There are a number of before and after, then and now series of D-Day photographs from the news services.  I am particularly fascinated by this one from the Canadian National Archives.  It so vividly shows the contrast between terrible war and carefree peace.  In a way it defines what that generation was fighting for on that day.  The photographs and movie strips do not allow us to forget these denizens of that black and white world, and in truth we owe them so much.  They are part of us, but in part by virtue of the monochrome, they are before us – from the age of Titans before the age of Gods and men.

“And all the clouds that lour’d upon our house
In the deep bosom of the ocean buried.
Now are our brows bound with victorious wreaths;
Our bruised arms hung up for monuments;
Our stern alarums changed to merry meetings,
Our dreadful marches to delightful measures.
Grim-visaged war hath smooth’d his wrinkled front…”
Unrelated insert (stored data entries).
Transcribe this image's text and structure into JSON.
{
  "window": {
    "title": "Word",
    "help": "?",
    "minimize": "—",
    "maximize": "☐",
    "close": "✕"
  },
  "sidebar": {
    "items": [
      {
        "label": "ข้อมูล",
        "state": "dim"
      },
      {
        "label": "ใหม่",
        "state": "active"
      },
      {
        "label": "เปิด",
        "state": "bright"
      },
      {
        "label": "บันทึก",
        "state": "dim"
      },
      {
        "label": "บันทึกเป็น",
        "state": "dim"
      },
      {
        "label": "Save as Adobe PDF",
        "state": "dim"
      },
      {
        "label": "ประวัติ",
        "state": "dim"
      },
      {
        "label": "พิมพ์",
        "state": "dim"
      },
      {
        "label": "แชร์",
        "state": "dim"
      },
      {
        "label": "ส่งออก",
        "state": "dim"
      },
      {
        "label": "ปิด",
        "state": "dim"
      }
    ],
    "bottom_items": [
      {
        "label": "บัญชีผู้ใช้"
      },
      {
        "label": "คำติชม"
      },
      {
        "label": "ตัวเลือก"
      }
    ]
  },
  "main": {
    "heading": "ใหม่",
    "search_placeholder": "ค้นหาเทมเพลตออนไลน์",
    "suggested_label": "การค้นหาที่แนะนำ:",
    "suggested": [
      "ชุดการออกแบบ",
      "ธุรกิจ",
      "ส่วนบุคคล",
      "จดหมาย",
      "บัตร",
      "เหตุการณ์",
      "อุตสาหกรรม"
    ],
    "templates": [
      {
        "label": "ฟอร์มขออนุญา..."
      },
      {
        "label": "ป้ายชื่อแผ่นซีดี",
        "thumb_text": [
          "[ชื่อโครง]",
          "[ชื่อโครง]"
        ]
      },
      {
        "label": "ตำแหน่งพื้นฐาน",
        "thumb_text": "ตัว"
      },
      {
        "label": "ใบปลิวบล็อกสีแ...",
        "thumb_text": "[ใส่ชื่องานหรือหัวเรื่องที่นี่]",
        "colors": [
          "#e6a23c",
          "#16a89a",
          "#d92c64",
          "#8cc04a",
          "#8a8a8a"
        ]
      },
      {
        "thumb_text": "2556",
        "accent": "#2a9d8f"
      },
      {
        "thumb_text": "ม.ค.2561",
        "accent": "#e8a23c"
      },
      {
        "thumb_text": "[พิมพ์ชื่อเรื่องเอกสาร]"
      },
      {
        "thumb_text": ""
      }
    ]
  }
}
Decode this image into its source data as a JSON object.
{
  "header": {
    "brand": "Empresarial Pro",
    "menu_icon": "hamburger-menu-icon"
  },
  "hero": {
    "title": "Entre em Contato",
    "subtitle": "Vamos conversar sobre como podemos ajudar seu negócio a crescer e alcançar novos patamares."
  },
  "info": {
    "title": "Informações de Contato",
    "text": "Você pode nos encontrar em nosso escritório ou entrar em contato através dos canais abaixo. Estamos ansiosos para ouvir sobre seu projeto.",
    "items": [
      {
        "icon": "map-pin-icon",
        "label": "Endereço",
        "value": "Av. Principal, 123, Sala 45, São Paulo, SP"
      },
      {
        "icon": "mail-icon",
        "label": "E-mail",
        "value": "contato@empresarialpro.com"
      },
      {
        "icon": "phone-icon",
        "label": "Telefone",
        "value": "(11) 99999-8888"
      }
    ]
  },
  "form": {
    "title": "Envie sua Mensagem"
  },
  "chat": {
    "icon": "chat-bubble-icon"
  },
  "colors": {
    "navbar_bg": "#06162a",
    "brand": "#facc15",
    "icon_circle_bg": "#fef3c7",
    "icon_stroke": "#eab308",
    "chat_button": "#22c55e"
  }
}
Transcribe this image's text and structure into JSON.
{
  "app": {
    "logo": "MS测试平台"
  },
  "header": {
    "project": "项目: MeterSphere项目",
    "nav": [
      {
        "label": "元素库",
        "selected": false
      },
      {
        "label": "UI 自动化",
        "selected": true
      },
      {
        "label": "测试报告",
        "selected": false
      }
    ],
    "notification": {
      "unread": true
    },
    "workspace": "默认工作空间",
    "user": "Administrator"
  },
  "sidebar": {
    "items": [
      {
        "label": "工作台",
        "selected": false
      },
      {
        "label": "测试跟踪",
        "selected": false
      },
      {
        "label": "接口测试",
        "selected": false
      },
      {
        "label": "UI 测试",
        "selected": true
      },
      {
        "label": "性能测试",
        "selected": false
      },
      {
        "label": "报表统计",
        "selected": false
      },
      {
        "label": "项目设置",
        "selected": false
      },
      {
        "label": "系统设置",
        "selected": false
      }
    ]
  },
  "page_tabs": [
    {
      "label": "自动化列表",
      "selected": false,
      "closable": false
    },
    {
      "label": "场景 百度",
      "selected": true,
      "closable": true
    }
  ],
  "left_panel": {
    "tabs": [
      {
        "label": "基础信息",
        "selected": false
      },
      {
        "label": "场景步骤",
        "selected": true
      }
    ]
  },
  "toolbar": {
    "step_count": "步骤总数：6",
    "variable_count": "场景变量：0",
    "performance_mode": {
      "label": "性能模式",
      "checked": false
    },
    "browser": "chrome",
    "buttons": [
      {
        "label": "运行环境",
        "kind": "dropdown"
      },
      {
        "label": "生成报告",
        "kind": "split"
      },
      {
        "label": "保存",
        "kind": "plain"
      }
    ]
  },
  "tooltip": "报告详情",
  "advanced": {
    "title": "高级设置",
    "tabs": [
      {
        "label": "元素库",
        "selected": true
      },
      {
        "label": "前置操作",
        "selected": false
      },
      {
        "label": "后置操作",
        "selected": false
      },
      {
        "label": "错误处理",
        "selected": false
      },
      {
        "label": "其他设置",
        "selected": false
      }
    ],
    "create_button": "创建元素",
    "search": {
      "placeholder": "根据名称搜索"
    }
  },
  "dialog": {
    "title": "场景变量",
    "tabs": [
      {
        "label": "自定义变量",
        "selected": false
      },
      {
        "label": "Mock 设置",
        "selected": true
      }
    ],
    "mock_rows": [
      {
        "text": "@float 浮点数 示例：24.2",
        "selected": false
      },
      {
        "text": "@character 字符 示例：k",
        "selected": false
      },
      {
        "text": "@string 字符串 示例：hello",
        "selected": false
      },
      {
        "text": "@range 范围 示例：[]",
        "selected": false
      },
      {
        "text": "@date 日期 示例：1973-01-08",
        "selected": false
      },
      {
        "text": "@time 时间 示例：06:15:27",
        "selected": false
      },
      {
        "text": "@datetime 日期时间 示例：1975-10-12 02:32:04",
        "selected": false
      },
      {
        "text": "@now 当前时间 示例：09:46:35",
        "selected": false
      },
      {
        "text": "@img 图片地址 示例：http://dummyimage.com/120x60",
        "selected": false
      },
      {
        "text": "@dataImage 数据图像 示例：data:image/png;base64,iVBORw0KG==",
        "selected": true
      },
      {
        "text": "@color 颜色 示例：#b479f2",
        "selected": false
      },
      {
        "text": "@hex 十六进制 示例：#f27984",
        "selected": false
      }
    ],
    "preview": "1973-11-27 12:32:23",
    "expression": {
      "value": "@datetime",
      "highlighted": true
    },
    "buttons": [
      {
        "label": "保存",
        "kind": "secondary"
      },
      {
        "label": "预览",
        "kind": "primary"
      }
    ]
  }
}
William Shakespeare, Richard III, act 1, scene 1.

Eye of the storm

No discussion about photos of the past week would be complete without considering this insanely terrifying little video from the AP taken by Dan Yorgason as a tornado moved through an oil drilling rig camp near Watford City, ND.   This is really a far cry  from A. A. Adams’ first tornado photograph of 1884, which bears a certain nineteenth century after the fact abstraction.  A profounder reality comes from the fact that it is video and in color, not to mention that it is about as intimately close as one can get to a tornado without dying. The reddish brown is where the twister meets the ground churning up dust and debris and the white area further up into the pristine funnel cloud.  These images essentially look straight up into the vortex of the tornado.  It is a modern day Charybdis.  Odysseus had to choose consciously between Scylla and Charybdis.  It all happened so fast that Yorgason had no choice.  But having the presence of mind to grab his camera and photograph is pretty amazing.

 

 

A modern Discobolus

Although they have appeared in this blog, I am not usually an admirer of sports photographs.  However, I must make an exception again this week.  On the BBC I came across this incredible image by Miguel Medina for the AFP of Italian tennis player Camila Giorgi returning the ball to Russia’s Svetlana Kuznetsova (not pictured) during a second round match at this year’s  French Open.

The lines in this photograph are beautifully composed.  There is a complex construction of the rule of thirds between Ms. Giorgi and the lines on the clay court that act visually as a puzzle that creates an enigmatic dynamic tension appropriate to the a sense of power and motion.  The grim determined look on Giorgi’s face is riveting, and the relative positions of her legs and arms are perfect.  This photograph is oh so reminiscent of the fifth century B.C.E. statue by Myron the “Discobolus” or the “Discuss Thrower.”  The Discobolus is the ultimate sports image.  It celebrates the perfection of the human body of youth, as does Mr. Medina’s wonderful photograph.